Appeal, by permission of a Justice of the Appellate Division of the Supreme Court in the Fourth Judicial Department, from an order of the Supreme Court, Erie County (Penny M. Wolfgang, J.), entered June 9, 2005. The order denied in part defendant’s motion pursuant to CPL 440.10 to vacate the judgment convicting defendant of criminal sale of a controlled substance in the second degree and attempted criminal sale of a controlled substance in the first degree.
*1176It is hereby ordered that the order so appealed from be and the same hereby is unanimously modified on the law by granting the motion in its entirety and vacating the judgment of conviction and as modified the order is affirmed, and the matter is remitted to Supreme Court, Erie County, for further proceedings on the indictment.

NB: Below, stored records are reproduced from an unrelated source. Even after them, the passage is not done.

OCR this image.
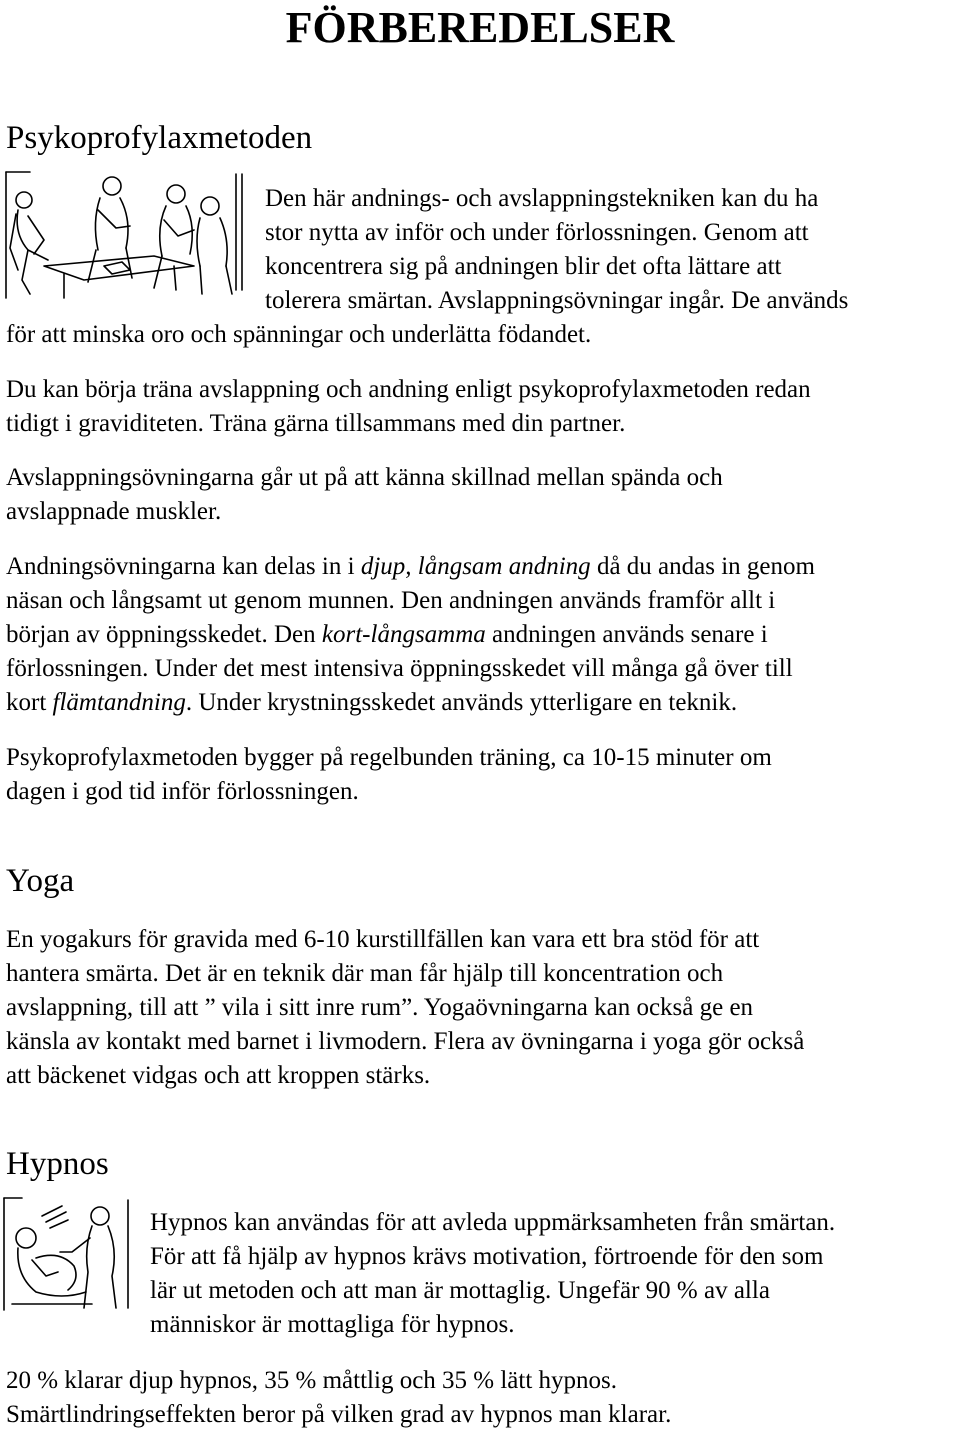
FÖRBEREDELSER
Psykoprofylaxmetoden
Den här andnings- och avslappningstekniken kan du ha
stor nytta av inför och under förlossningen. Genom att
koncentrera sig på andningen blir det ofta lättare att
tolerera smärtan. Avslappningsövningar ingår. De används
för att minska oro och spänningar och underlätta födandet.
Du kan börja träna avslappning och andning enligt psykoprofylaxmetoden redan
tidigt i graviditeten. Träna gärna tillsammans med din partner.
Avslappningsövningarna går ut på att känna skillnad mellan spända och
avslappnade muskler.
Andningsövningarna kan delas in i djup, långsam andning då du andas in genom
näsan och långsamt ut genom munnen. Den andningen används framför allt i
början av öppningsskedet. Den kort-långsamma andningen används senare i
förlossningen. Under det mest intensiva öppningsskedet vill många gå över till
kort flämtandning. Under krystningsskedet används ytterligare en teknik.
Psykoprofylaxmetoden bygger på regelbunden träning, ca 10-15 minuter om
dagen i god tid inför förlossningen.
Yoga
En yogakurs för gravida med 6-10 kurstillfällen kan vara ett bra stöd för att
hantera smärta. Det är en teknik där man får hjälp till koncentration och
avslappning, till att ” vila i sitt inre rum”. Yogaövningarna kan också ge en
känsla av kontakt med barnet i livmodern. Flera av övningarna i yoga gör också
att bäckenet vidgas och att kroppen stärks.
Hypnos
Hypnos kan användas för att avleda uppmärksamheten från smärtan.
För att få hjälp av hypnos krävs motivation, förtroende för den som
lär ut metoden och att man är mottaglig. Ungefär 90 % av alla
människor är mottagliga för hypnos.
20 % klarar djup hypnos, 35 % måttlig och 35 % lätt hypnos.
Smärtlindringseffekten beror på vilken grad av hypnos man klarar.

Memorandum: Defendant appeals from an order denying in part his motion pursuant to CPL 440.10 to vacate a 1989 judgment convicting him upon his plea of guilty of criminal sale of a controlled substance in the second degree (Penal Law § 220.41 [1]) and attempted criminal sale of a controlled substance in the first degree (§§ 110.00, 220.43 [1]). Contrary to the understanding of the parties and the court at the plea proceeding, attempted criminal sale of a controlled substance in the first degree is a class A-I felony rather than a class A-II felony (see § 110.05 [1]). Thus, Supreme Court properly concluded that the sentence of imprisonment of four years to life imposed on that count is illegal (see § 70.00 [3] [a] [i]; People v Gutierrez, 169 AD2d 882 [1991]). The court erred, however, in granting the motion only to the extent of vacating the sentence imposed on that count and permitting defendant to withdraw his plea of guilty on that count. “Where the plea bargain includes a sentence which is illegal because the minimum imposed is less than that required by law, . . . the proper remedy is to vacate the sentence and afford . . . defendant, having been denied the benefit of the bargain, the opportunity to withdraw the plea” (People v Martin, 278 AD2d 743, 744 [2000]). Further, “[inasmuch as the entire sentence is ‘part and parcel of the plea bargain,’ it must be vacated in its entirety regardless of whether portions of the sentence are legal” (People v Sheils, 288 AD2d 504, 505 [2001], lv denied 97 NY2d 733 [2002], quoting People v Sellers, 222 AD2d 941, 941 [1995]). We therefore modify the order by granting defendant’s motion in its entirety and vacating the judgment of conviction, and we remit the matter to Supreme Court for further proceedings on the indictment. In view of our determination, we do not address defendant’s remaining contentions. Present — Pigott, Jr., P.J., Scudder, Kehoe, Smith and Green, JJ.